Question

@asnaseer

Answer 1

this is a question like the other one

Answer 2

do you know how to do a question like this?

Answer 3

ok - this is /slightly/ different....

Answer 4

oh....

Answer 5

we are given:\[f(x)=4.5x^2-3x+2\]and are asked to use the alternate limit definition which states that:\[f'(a)=\lim_{x\rightarrow a}{\frac{f(x)-f(a)}{x-a}}\]

Answer 6

so now we first calculate f(a) from our definition to get:\[f(a)=4.5a^2-3a+2\]therefore:\[f(x)-f(a)=4.5x^2-3x+2-(4.5a^2-3a+2)\]\[=4.5x^2-3x+2-4.5a^2+3a-2\]\[=4.5(x^2-a^2)-3(x-a)\]understand so far?

Answer 7

ohhh yeah its a little diff

Answer 8

but yeah i comprehend

Answer 9

the "trick" here again is to avoid dividing by zero. As x tends to "a" (x-a) tends to zero

Answer 10

so we need to get an (x-a) factor in the numerator so that it cancels out with the one in the denominator

Answer 11

so, we have:\[f(x)-f(a)=4.5(x^2-a^2)-3(x-a)\]therefore:\[f'(a)=\lim_{x\rightarrow a}{\frac{f(x)-f(a)}{x-a}}=\lim_{x\rightarrow a}{\frac{4.5(x^2-a^2)-3(x-a)}{x-a}}\]agreed?

Answer 12

okk

Answer 13

now notice we have a term in the numerator that involves \((x^2-a^2)\).
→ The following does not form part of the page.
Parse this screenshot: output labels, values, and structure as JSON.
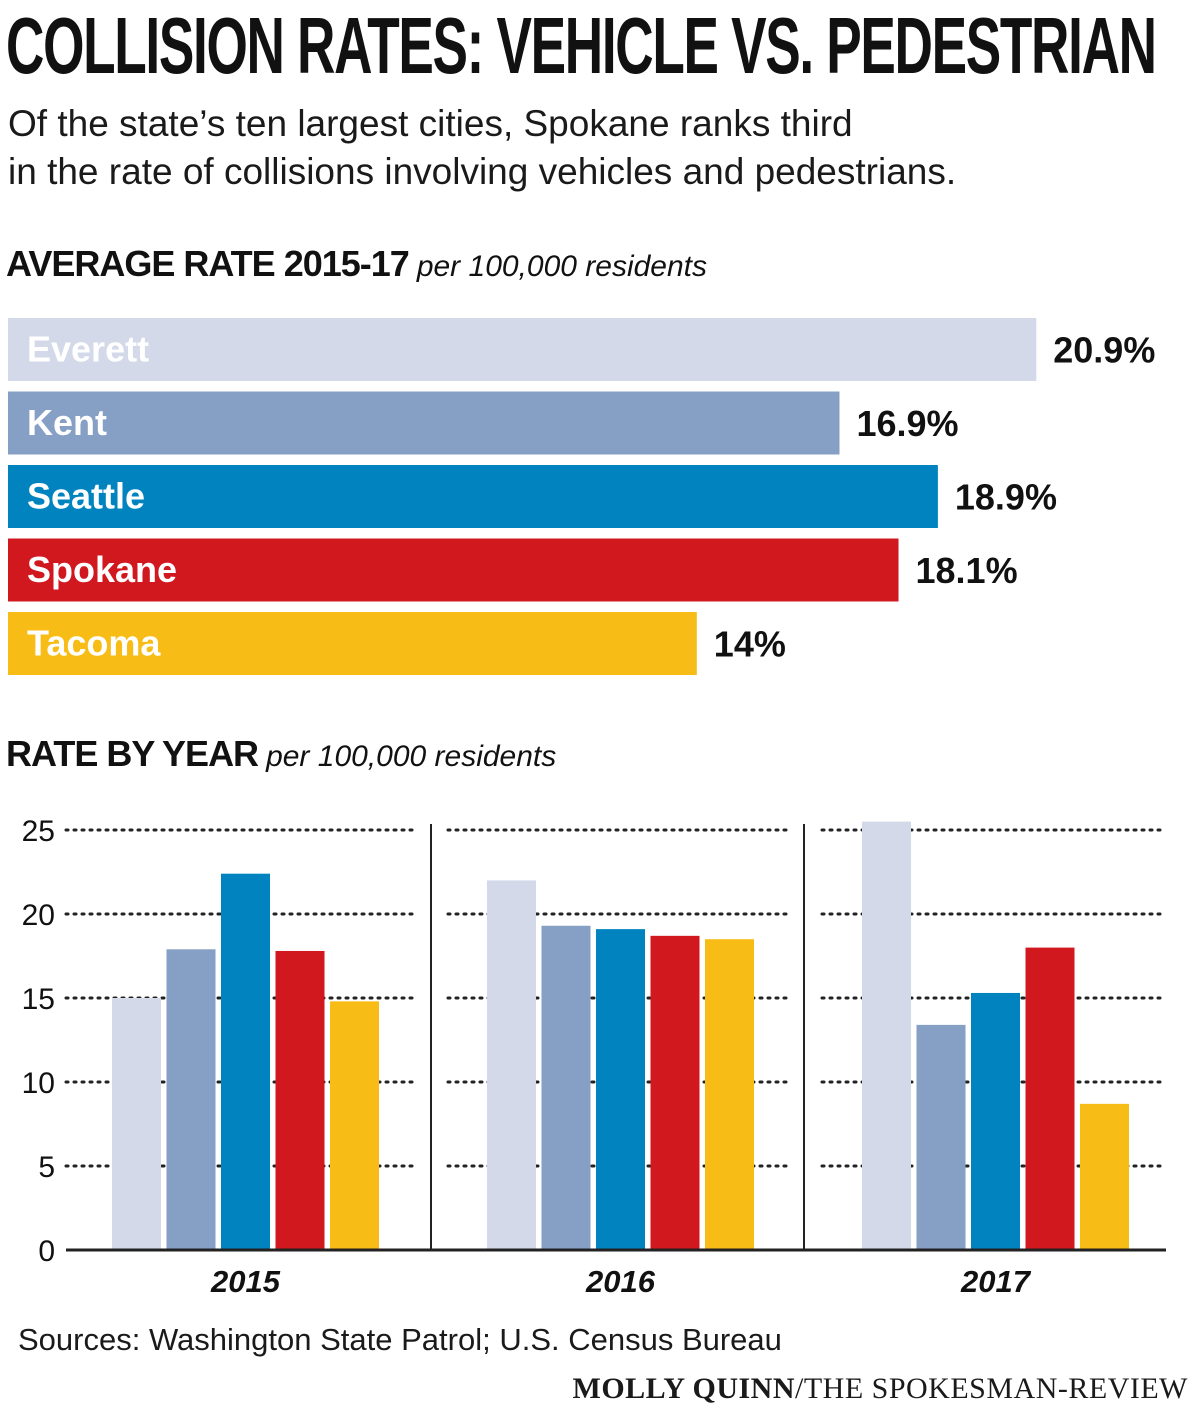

Do you know how to factor this? (It is a difference of two squares which has a well known factoring)

Answer 14

yes! (x-a)(x+a)

Answer 15

sorry my internet was slow

Answer 16

good, so we get:\[f'(a)=\lim_{x\rightarrow a}{\frac{4.5(x^2-a^2)-3(x-a)}{x-a}}\]\[=\lim_{x\rightarrow a}{\frac{4.5(x-a)(x+a)-3(x-a)}{x-a}}\]\[=\lim_{x\rightarrow a}{\frac{(x-a)(4.5(x+a)-3)}{x-a}}\]\[=\lim_{x\rightarrow a}{4.5(x+a)-3}\]Now we can actually take the limit by just setting x=a to finally get:\[f'(a)=4.5(a+a)-3=9a-3\]

Answer 17

from this you should be able to calculate f'(2)

Answer 18

15 (:

Answer 19

NOTE: This matches our result from the previous question which said \(f'(x)=9x-3\)

Answer 20

15 is correct! :)

Answer 21

This is just an alternate means of working out f'

Answer 22

thank you so much!!! your steps are extremely clear and i understand how to do it(:

Answer 23

yw - I'm glad I was able to help :)